The trial to determine whether the state has
failed to uphold a 1999 South Carolina Supreme Court ruling to
provide students a "minimally adequate education" will resume at
9:30 a.m. Jan. 5 -- more than 10 years after the original suit was
filed.
The South Carolina Supreme Court agreed with the plaintiffs in
1999 and set a new baseline standard for the state's constitution.
The court maintains that the constitution broadly outlines the
parameters of a "minimally adequate education" in South Carolina.
The case was remanded to the trial level to determine the issue
of adequacy as it relates to the 36 plaintiff districts.
On July 28, eight rural impoverished school districts ,on behalf
of 36 districts with similar shortcomings, filed a lawsuit against
the state for the way it funds education.

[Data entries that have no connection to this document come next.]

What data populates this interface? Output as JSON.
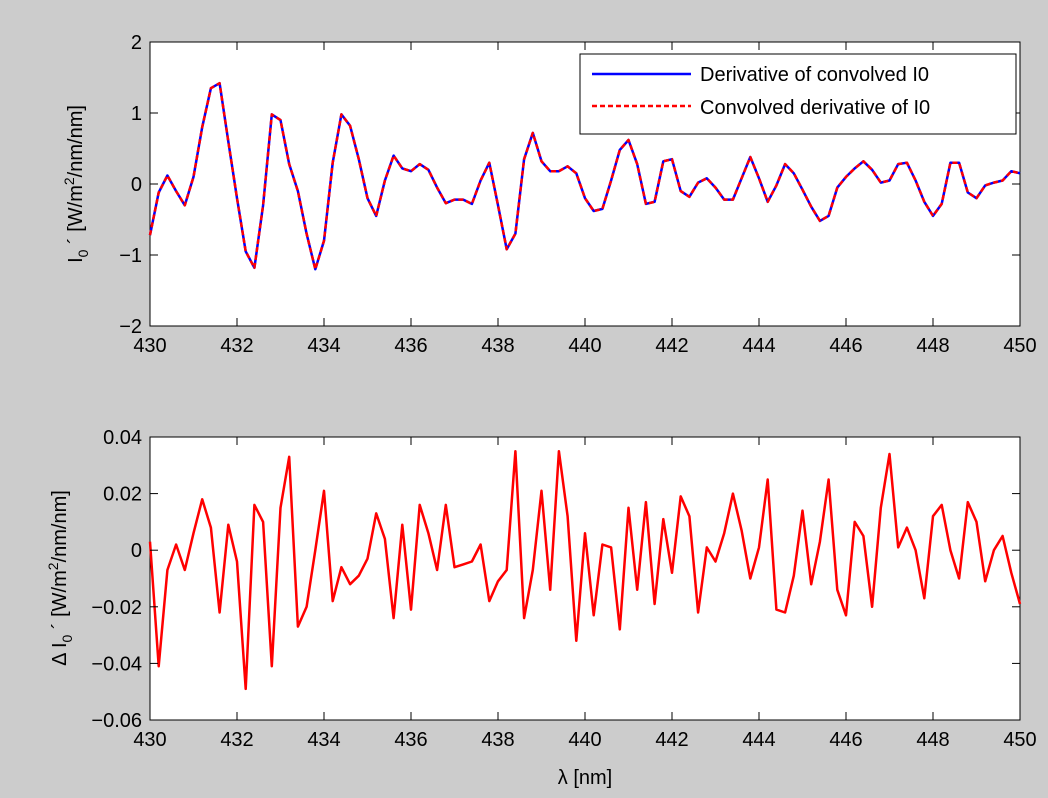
{
  "figure": {
    "background": "#cccccc"
  },
  "chart_data": [
    {
      "type": "line",
      "xlabel": "",
      "ylabel": "I0´ [W/m2/nm/nm]",
      "xlim": [
        430,
        450
      ],
      "ylim": [
        -2,
        2
      ],
      "x_ticks": [
        430,
        432,
        434,
        436,
        438,
        440,
        442,
        444,
        446,
        448,
        450
      ],
      "x_tick_labels": [
        "430",
        "432",
        "434",
        "436",
        "438",
        "440",
        "442",
        "444",
        "446",
        "448",
        "450"
      ],
      "y_ticks": [
        -2,
        -1,
        0,
        1,
        2
      ],
      "y_tick_labels": [
        "−2",
        "−1",
        "0",
        "1",
        "2"
      ],
      "grid": false,
      "legend": {
        "position": "top-right",
        "entries": [
          "Derivative of convolved I0",
          "Convolved derivative of I0"
        ]
      },
      "x": [
        430.0,
        430.2,
        430.4,
        430.6,
        430.8,
        431.0,
        431.2,
        431.4,
        431.6,
        431.8,
        432.0,
        432.2,
        432.4,
        432.6,
        432.8,
        433.0,
        433.2,
        433.4,
        433.6,
        433.8,
        434.0,
        434.2,
        434.4,
        434.6,
        434.8,
        435.0,
        435.2,
        435.4,
        435.6,
        435.8,
        436.0,
        436.2,
        436.4,
        436.6,
        436.8,
        437.0,
        437.2,
        437.4,
        437.6,
        437.8,
        438.0,
        438.2,
        438.4,
        438.6,
        438.8,
        439.0,
        439.2,
        439.4,
        439.6,
        439.8,
        440.0,
        440.2,
        440.4,
        440.6,
        440.8,
        441.0,
        441.2,
        441.4,
        441.6,
        441.8,
        442.0,
        442.2,
        442.4,
        442.6,
        442.8,
        443.0,
        443.2,
        443.4,
        443.6,
        443.8,
        444.0,
        444.2,
        444.4,
        444.6,
        444.8,
        445.0,
        445.2,
        445.4,
        445.6,
        445.8,
        446.0,
        446.2,
        446.4,
        446.6,
        446.8,
        447.0,
        447.2,
        447.4,
        447.6,
        447.8,
        448.0,
        448.2,
        448.4,
        448.6,
        448.8,
        449.0,
        449.2,
        449.4,
        449.6,
        449.8,
        450.0
      ],
      "series": [
        {
          "name": "Derivative of convolved I0",
          "color": "#0000ff",
          "style": "solid",
          "values": [
            -0.72,
            -0.12,
            0.12,
            -0.1,
            -0.3,
            0.1,
            0.8,
            1.35,
            1.42,
            0.6,
            -0.2,
            -0.95,
            -1.18,
            -0.3,
            0.98,
            0.9,
            0.28,
            -0.1,
            -0.7,
            -1.2,
            -0.8,
            0.3,
            0.98,
            0.82,
            0.35,
            -0.2,
            -0.45,
            0.05,
            0.4,
            0.22,
            0.18,
            0.28,
            0.2,
            -0.05,
            -0.27,
            -0.22,
            -0.22,
            -0.28,
            0.05,
            0.3,
            -0.3,
            -0.92,
            -0.7,
            0.35,
            0.72,
            0.32,
            0.18,
            0.18,
            0.25,
            0.15,
            -0.2,
            -0.38,
            -0.35,
            0.05,
            0.48,
            0.62,
            0.28,
            -0.28,
            -0.25,
            0.32,
            0.35,
            -0.1,
            -0.18,
            0.02,
            0.08,
            -0.05,
            -0.22,
            -0.22,
            0.08,
            0.38,
            0.08,
            -0.25,
            -0.02,
            0.28,
            0.15,
            -0.08,
            -0.32,
            -0.52,
            -0.45,
            -0.05,
            0.1,
            0.22,
            0.32,
            0.2,
            0.02,
            0.05,
            0.28,
            0.3,
            0.05,
            -0.25,
            -0.45,
            -0.28,
            0.3,
            0.3,
            -0.12,
            -0.2,
            -0.02,
            0.02,
            0.05,
            0.18,
            0.15
          ]
        },
        {
          "name": "Convolved derivative of I0",
          "color": "#ff0000",
          "style": "dashed",
          "values": [
            -0.72,
            -0.12,
            0.12,
            -0.1,
            -0.3,
            0.1,
            0.8,
            1.35,
            1.42,
            0.6,
            -0.2,
            -0.95,
            -1.18,
            -0.3,
            0.98,
            0.9,
            0.28,
            -0.1,
            -0.7,
            -1.2,
            -0.8,
            0.3,
            0.98,
            0.82,
            0.35,
            -0.2,
            -0.45,
            0.05,
            0.4,
            0.22,
            0.18,
            0.28,
            0.2,
            -0.05,
            -0.27,
            -0.22,
            -0.22,
            -0.28,
            0.05,
            0.3,
            -0.3,
            -0.92,
            -0.7,
            0.35,
            0.72,
            0.32,
            0.18,
            0.18,
            0.25,
            0.15,
            -0.2,
            -0.38,
            -0.35,
            0.05,
            0.48,
            0.62,
            0.28,
            -0.28,
            -0.25,
            0.32,
            0.35,
            -0.1,
            -0.18,
            0.02,
            0.08,
            -0.05,
            -0.22,
            -0.22,
            0.08,
            0.38,
            0.08,
            -0.25,
            -0.02,
            0.28,
            0.15,
            -0.08,
            -0.32,
            -0.52,
            -0.45,
            -0.05,
            0.1,
            0.22,
            0.32,
            0.2,
            0.02,
            0.05,
            0.28,
            0.3,
            0.05,
            -0.25,
            -0.45,
            -0.28,
            0.3,
            0.3,
            -0.12,
            -0.2,
            -0.02,
            0.02,
            0.05,
            0.18,
            0.15
          ]
        }
      ]
    },
    {
      "type": "line",
      "xlabel": "λ [nm]",
      "ylabel": "Δ I0´ [W/m2/nm/nm]",
      "xlim": [
        430,
        450
      ],
      "ylim": [
        -0.06,
        0.04
      ],
      "x_ticks": [
        430,
        432,
        434,
        436,
        438,
        440,
        442,
        444,
        446,
        448,
        450
      ],
      "x_tick_labels": [
        "430",
        "432",
        "434",
        "436",
        "438",
        "440",
        "442",
        "444",
        "446",
        "448",
        "450"
      ],
      "y_ticks": [
        -0.06,
        -0.04,
        -0.02,
        0,
        0.02,
        0.04
      ],
      "y_tick_labels": [
        "−0.06",
        "−0.04",
        "−0.02",
        "0",
        "0.02",
        "0.04"
      ],
      "grid": false,
      "x": [
        430.0,
        430.2,
        430.4,
        430.6,
        430.8,
        431.0,
        431.2,
        431.4,
        431.6,
        431.8,
        432.0,
        432.2,
        432.4,
        432.6,
        432.8,
        433.0,
        433.2,
        433.4,
        433.6,
        433.8,
        434.0,
        434.2,
        434.4,
        434.6,
        434.8,
        435.0,
        435.2,
        435.4,
        435.6,
        435.8,
        436.0,
        436.2,
        436.4,
        436.6,
        436.8,
        437.0,
        437.2,
        437.4,
        437.6,
        437.8,
        438.0,
        438.2,
        438.4,
        438.6,
        438.8,
        439.0,
        439.2,
        439.4,
        439.6,
        439.8,
        440.0,
        440.2,
        440.4,
        440.6,
        440.8,
        441.0,
        441.2,
        441.4,
        441.6,
        441.8,
        442.0,
        442.2,
        442.4,
        442.6,
        442.8,
        443.0,
        443.2,
        443.4,
        443.6,
        443.8,
        444.0,
        444.2,
        444.4,
        444.6,
        444.8,
        445.0,
        445.2,
        445.4,
        445.6,
        445.8,
        446.0,
        446.2,
        446.4,
        446.6,
        446.8,
        447.0,
        447.2,
        447.4,
        447.6,
        447.8,
        448.0,
        448.2,
        448.4,
        448.6,
        448.8,
        449.0,
        449.2,
        449.4,
        449.6,
        449.8,
        450.0
      ],
      "series": [
        {
          "color": "#ff0000",
          "style": "solid",
          "values": [
            0.003,
            -0.041,
            -0.007,
            0.002,
            -0.007,
            0.006,
            0.018,
            0.008,
            -0.022,
            0.009,
            -0.004,
            -0.049,
            0.016,
            0.01,
            -0.041,
            0.015,
            0.033,
            -0.027,
            -0.02,
            0.0,
            0.021,
            -0.018,
            -0.006,
            -0.012,
            -0.009,
            -0.003,
            0.013,
            0.004,
            -0.024,
            0.009,
            -0.021,
            0.016,
            0.006,
            -0.007,
            0.016,
            -0.006,
            -0.005,
            -0.004,
            0.002,
            -0.018,
            -0.011,
            -0.007,
            0.035,
            -0.024,
            -0.007,
            0.021,
            -0.014,
            0.035,
            0.012,
            -0.032,
            0.006,
            -0.023,
            0.002,
            0.001,
            -0.028,
            0.015,
            -0.014,
            0.017,
            -0.019,
            0.011,
            -0.008,
            0.019,
            0.012,
            -0.022,
            0.001,
            -0.004,
            0.006,
            0.02,
            0.007,
            -0.01,
            0.001,
            0.025,
            -0.021,
            -0.022,
            -0.009,
            0.014,
            -0.012,
            0.003,
            0.025,
            -0.014,
            -0.023,
            0.01,
            0.005,
            -0.02,
            0.015,
            0.034,
            0.001,
            0.008,
            0.0,
            -0.017,
            0.012,
            0.016,
            0.0,
            -0.01,
            0.017,
            0.01,
            -0.011,
            0.0,
            0.005,
            -0.008,
            -0.019
          ]
        }
      ]
    }
  ]
}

The districts claim their students are not receiving an equitable
education based on where they reside in the state.
The case is being heard by Third Circuit Judge Thomas A. Cooper
Jr., who originally heard the school funding lawsuit 10 years
earlier.
The eight trial plaintiff districts are Florence 4, Dillon 2, Lee
County, Marion 7, Allendale County, Hampton 2, Jasper County and
Orangeburg 3. Attorneys for the plaintiff rural districts are Carl
B. Epps III, Laura Hart and Steve Morrison, all of Nelson, Mullins,
Riley and Scarborough.
The state's attorneys are Robert E. Stepp, Betsy Gray and Jack
Barnes of Sowell, Gray, Stepp & Laffitte.

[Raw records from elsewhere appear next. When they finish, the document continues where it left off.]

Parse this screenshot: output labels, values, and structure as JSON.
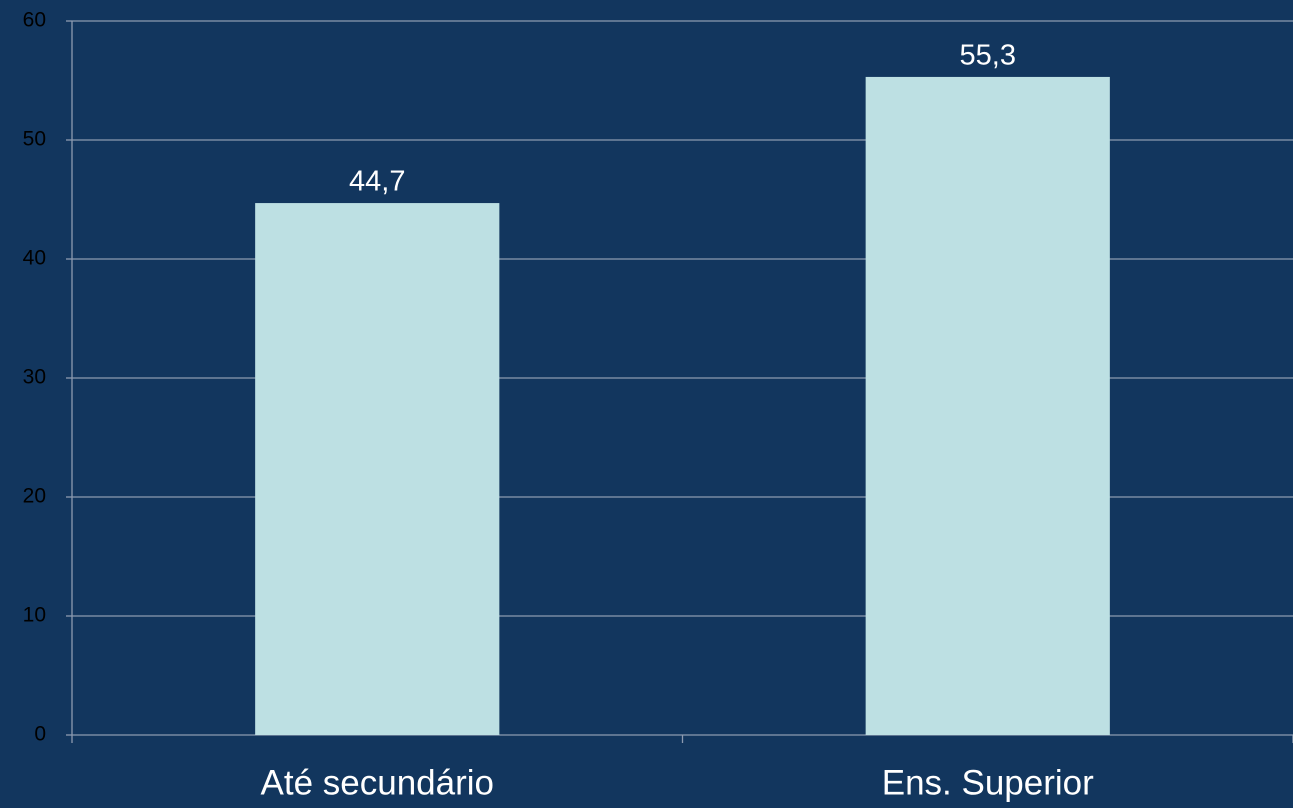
{
  "chart_data": {
    "type": "bar",
    "categories": [
      "Até secundário",
      "Ens. Superior"
    ],
    "values": [
      44.7,
      55.3
    ],
    "value_labels": [
      "44,7",
      "55,3"
    ],
    "color": "#bde0e3",
    "ylim": [
      0,
      60
    ],
    "yticks": [
      0,
      10,
      20,
      30,
      40,
      50,
      60
    ],
    "grid": true
  }
}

Emory Smith is working with the state's attorneys and represents
the governor.
Originally thought to be only about a two-month ordeal, attorneys
for both sides said they don't expect the trial to end anytime soon.
In the first part of the trial, plaintiff attorneys called their
local superintendents to the stand to discuss facility, technology
and other needs of their districts.
The state is a long way from calling its witnesses, but when it
does, they are expected to rebut the needs of these districts as
they've done during the cross examination of the districts.
When the state's witnesses do take the stand, their expected
defense will be that the state provides a building, teachers and
content far beyond minimal adequacy as required by the constitution.
The state contends that the students in the plaintiff districts
have a sufficient number of classrooms and related facilities that
are at least minimally adequate and are exposed to a curriculum that
far exceeds the requirements of the constitution.
Rep. Jim Clyburn, D-S.C., said the whole issue is a reminder of
how far South Carolina has yet to go in the realm of education.
"Why are we appropriating another $2 million to give, that is the
state now, to fight that lawsuit over in Clarendon County," he said
in a previous interview with the Morning News. "Something is wrong
with that.
"We're getting ready to celebrate the 50th anniversary of Brown
vs. Board of Education next year. May 17, 2004, will be 50 years,
yet in that same court room where it all started, we are today
fighting not to adequately fund education."